Gunny fell silent, just watching the film loop and ignoring the chatter of the anchors and their guests. “You see that?” he asked suddenly, “Watch in the background, to the far left. See that body with the guts hanging out. That guy is dead. Has to be. Now watch.”
The body was still as they stared at the TV, the camera fully zoomed in from a balcony overlooking the street from the looks of it. It was shaky, the operator obviously frightened. The main focus was of some guy in a suit jumping up from yet another bloody man writhing on the ground. He plowed into a screaming woman at full bore as hard as he could, knocking her out of camera view.

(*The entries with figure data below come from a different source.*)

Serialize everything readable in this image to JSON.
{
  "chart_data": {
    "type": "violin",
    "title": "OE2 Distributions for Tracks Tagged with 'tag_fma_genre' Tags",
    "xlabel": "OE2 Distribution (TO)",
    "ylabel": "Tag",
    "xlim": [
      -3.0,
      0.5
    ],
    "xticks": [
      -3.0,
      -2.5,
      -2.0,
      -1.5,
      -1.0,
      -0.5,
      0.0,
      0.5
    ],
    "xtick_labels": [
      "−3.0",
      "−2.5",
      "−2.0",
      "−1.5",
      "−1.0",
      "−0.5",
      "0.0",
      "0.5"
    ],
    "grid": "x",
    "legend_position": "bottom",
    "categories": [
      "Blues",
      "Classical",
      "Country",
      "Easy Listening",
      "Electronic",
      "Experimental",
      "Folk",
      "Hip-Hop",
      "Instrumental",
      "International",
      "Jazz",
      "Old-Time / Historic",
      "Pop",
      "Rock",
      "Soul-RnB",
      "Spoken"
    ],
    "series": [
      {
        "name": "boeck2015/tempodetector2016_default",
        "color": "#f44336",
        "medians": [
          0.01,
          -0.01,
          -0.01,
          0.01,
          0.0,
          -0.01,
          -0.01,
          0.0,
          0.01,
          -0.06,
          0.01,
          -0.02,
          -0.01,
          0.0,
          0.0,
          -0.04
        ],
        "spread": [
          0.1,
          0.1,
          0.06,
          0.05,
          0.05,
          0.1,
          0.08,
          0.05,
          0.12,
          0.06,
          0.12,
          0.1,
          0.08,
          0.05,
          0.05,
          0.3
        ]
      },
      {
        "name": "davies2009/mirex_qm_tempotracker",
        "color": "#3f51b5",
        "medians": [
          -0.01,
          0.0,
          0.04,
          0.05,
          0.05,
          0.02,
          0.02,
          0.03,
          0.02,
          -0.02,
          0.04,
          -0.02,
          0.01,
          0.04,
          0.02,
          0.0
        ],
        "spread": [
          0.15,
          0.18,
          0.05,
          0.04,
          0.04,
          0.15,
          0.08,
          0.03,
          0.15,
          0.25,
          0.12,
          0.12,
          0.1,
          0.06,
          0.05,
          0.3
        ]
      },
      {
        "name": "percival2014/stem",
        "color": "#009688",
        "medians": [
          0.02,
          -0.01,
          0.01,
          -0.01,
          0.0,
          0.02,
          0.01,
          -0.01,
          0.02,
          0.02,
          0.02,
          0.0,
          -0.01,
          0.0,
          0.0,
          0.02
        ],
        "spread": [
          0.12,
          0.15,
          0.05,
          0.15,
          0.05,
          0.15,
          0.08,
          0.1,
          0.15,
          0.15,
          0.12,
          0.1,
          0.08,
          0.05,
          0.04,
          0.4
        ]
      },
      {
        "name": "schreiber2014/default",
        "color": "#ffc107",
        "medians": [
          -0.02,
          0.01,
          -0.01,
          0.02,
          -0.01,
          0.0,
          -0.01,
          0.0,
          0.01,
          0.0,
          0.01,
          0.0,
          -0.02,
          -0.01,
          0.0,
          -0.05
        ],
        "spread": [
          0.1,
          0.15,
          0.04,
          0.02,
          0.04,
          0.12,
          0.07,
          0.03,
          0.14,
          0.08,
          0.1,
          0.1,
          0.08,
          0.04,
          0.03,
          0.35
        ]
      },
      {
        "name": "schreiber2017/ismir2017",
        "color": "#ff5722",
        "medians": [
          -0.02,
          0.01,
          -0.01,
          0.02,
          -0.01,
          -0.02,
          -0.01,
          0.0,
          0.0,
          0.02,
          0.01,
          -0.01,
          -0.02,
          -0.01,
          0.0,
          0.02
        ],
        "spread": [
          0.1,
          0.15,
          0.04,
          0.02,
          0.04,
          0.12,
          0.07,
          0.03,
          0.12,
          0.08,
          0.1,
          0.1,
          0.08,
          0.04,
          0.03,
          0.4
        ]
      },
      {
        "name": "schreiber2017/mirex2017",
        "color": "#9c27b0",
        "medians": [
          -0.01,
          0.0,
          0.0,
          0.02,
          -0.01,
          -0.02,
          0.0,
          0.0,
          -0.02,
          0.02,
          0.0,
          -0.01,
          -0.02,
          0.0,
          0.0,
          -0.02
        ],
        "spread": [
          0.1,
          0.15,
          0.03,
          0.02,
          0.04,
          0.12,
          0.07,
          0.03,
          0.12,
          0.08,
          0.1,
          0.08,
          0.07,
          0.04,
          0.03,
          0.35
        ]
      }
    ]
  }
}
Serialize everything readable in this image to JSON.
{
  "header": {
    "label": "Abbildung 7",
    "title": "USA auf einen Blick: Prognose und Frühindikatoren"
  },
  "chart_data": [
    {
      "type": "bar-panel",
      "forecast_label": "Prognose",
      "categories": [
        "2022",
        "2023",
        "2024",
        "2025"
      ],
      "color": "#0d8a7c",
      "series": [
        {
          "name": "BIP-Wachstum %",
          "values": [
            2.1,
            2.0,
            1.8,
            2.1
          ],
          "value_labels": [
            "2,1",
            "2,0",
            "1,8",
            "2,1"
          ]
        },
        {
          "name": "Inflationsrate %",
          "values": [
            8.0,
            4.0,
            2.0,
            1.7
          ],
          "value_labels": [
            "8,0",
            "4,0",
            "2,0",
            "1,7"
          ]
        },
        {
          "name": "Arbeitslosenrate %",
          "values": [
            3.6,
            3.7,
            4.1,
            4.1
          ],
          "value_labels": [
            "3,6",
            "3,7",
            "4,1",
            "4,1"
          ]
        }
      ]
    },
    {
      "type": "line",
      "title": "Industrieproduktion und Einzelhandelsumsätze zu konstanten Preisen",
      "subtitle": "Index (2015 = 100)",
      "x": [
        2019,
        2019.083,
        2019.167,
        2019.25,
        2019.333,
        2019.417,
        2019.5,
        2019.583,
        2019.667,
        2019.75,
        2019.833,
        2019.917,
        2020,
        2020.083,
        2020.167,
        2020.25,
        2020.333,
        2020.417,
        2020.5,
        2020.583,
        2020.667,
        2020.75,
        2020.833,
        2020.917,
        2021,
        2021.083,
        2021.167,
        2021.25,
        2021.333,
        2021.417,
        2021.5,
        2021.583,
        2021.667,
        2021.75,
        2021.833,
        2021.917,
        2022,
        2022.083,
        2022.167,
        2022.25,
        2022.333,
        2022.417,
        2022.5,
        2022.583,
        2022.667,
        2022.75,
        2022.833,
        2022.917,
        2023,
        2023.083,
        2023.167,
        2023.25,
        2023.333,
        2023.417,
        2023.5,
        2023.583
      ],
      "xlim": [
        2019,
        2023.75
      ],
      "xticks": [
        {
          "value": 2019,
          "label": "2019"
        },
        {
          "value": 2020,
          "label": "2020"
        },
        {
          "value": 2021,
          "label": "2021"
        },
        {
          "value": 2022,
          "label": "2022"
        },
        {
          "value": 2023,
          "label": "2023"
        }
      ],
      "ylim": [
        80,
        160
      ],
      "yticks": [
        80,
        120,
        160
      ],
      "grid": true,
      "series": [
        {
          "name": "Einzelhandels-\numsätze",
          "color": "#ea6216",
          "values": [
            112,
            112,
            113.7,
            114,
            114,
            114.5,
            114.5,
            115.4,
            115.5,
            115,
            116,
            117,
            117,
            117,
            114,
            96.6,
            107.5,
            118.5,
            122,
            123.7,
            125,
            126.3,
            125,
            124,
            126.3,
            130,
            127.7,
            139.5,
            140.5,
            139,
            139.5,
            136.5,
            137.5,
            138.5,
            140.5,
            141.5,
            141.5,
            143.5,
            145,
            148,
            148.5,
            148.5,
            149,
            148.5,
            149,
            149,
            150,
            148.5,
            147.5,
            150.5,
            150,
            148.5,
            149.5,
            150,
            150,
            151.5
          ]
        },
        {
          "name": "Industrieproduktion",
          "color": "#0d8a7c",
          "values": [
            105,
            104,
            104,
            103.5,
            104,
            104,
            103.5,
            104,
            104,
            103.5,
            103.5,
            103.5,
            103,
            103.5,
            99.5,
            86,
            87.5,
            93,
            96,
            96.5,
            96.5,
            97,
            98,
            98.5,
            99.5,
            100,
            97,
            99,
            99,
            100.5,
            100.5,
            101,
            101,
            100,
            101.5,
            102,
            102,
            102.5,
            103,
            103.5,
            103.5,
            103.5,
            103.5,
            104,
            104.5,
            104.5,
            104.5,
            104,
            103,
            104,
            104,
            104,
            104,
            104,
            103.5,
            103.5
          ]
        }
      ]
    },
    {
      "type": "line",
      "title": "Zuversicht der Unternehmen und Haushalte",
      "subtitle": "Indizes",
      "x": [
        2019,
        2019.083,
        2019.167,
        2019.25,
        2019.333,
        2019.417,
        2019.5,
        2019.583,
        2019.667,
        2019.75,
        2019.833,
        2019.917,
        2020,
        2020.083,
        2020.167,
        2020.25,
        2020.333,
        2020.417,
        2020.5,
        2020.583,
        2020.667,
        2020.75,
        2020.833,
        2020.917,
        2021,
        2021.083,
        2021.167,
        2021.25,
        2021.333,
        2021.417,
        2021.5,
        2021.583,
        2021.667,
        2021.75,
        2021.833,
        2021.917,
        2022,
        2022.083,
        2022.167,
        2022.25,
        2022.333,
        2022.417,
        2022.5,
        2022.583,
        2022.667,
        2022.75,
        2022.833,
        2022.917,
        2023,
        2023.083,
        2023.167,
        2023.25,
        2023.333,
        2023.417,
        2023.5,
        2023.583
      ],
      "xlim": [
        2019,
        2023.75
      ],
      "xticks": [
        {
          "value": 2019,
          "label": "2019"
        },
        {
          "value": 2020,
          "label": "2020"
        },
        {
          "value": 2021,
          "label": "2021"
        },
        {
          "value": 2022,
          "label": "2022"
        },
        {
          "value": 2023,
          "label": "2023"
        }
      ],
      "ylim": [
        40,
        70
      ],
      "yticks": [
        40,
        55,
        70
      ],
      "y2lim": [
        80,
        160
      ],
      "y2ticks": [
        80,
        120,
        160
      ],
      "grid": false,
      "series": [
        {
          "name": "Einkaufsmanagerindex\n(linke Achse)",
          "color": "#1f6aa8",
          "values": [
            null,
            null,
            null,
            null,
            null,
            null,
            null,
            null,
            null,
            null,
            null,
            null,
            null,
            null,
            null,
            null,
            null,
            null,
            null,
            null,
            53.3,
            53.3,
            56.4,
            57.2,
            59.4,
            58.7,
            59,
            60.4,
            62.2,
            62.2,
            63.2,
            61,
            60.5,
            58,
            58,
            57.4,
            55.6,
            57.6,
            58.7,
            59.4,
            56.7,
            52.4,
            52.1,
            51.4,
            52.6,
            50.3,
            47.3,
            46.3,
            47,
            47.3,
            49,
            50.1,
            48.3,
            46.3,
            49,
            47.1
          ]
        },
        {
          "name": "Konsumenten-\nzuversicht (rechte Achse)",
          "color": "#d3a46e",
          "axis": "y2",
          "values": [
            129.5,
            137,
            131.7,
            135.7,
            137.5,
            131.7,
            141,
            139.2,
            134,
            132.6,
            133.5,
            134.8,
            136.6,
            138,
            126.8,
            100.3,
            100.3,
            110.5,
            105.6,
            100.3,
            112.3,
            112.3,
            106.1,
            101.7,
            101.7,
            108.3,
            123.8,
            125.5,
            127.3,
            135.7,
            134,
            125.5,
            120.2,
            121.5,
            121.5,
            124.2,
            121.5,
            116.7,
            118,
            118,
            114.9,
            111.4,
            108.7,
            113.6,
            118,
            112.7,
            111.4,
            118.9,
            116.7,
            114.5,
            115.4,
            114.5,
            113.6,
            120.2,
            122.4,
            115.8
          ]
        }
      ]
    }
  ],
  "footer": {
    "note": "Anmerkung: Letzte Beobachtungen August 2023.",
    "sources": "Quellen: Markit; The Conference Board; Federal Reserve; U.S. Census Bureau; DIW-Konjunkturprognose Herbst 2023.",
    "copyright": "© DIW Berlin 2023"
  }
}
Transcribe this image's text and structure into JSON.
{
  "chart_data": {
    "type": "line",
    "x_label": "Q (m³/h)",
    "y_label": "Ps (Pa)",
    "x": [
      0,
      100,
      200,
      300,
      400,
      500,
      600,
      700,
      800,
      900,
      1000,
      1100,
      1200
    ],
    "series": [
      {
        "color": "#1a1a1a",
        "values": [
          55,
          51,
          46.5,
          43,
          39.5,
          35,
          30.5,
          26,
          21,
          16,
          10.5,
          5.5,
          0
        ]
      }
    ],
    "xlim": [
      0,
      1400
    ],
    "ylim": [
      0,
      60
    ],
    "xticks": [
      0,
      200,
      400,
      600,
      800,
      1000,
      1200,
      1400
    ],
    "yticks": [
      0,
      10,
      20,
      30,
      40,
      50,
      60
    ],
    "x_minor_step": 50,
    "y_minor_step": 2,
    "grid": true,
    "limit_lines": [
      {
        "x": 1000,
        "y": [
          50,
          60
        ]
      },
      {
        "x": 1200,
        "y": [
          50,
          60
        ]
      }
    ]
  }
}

But in the corner of the frame, just for a scant second, the gutted man in the background started to sit up. The film ended abruptly and started looping again.
“Dude, that’s whack! Why did they cut it there?!” Scratch demanded. “I’m telling you, man. Alex is right. They’re covering something up!”
“It probably just got way too bloody, they can’t show that stuff on TV,” Tiny said. “It was rigor mortis, or something. Or somebody grabbing him. Folks with their insides hanging out don’t sit up.”
Kim-Li rattled a plate of toast and three cups down on the table and started filling them with from her coffee pot.
“You boys know what you want?” she asked, whipping out her order pad, her perky Midwestern accent a surprise to anyone who had never heard her speak before. Most people assumed she would sound like she looked. Vietnamese. “Hey, did you see Jimmy Winchell over there?” she continued, not giving them a chance to speak and obviously excited, pointing with her pencil to a handsome thirty-something cowboy sitting with a few of his friends at the counter.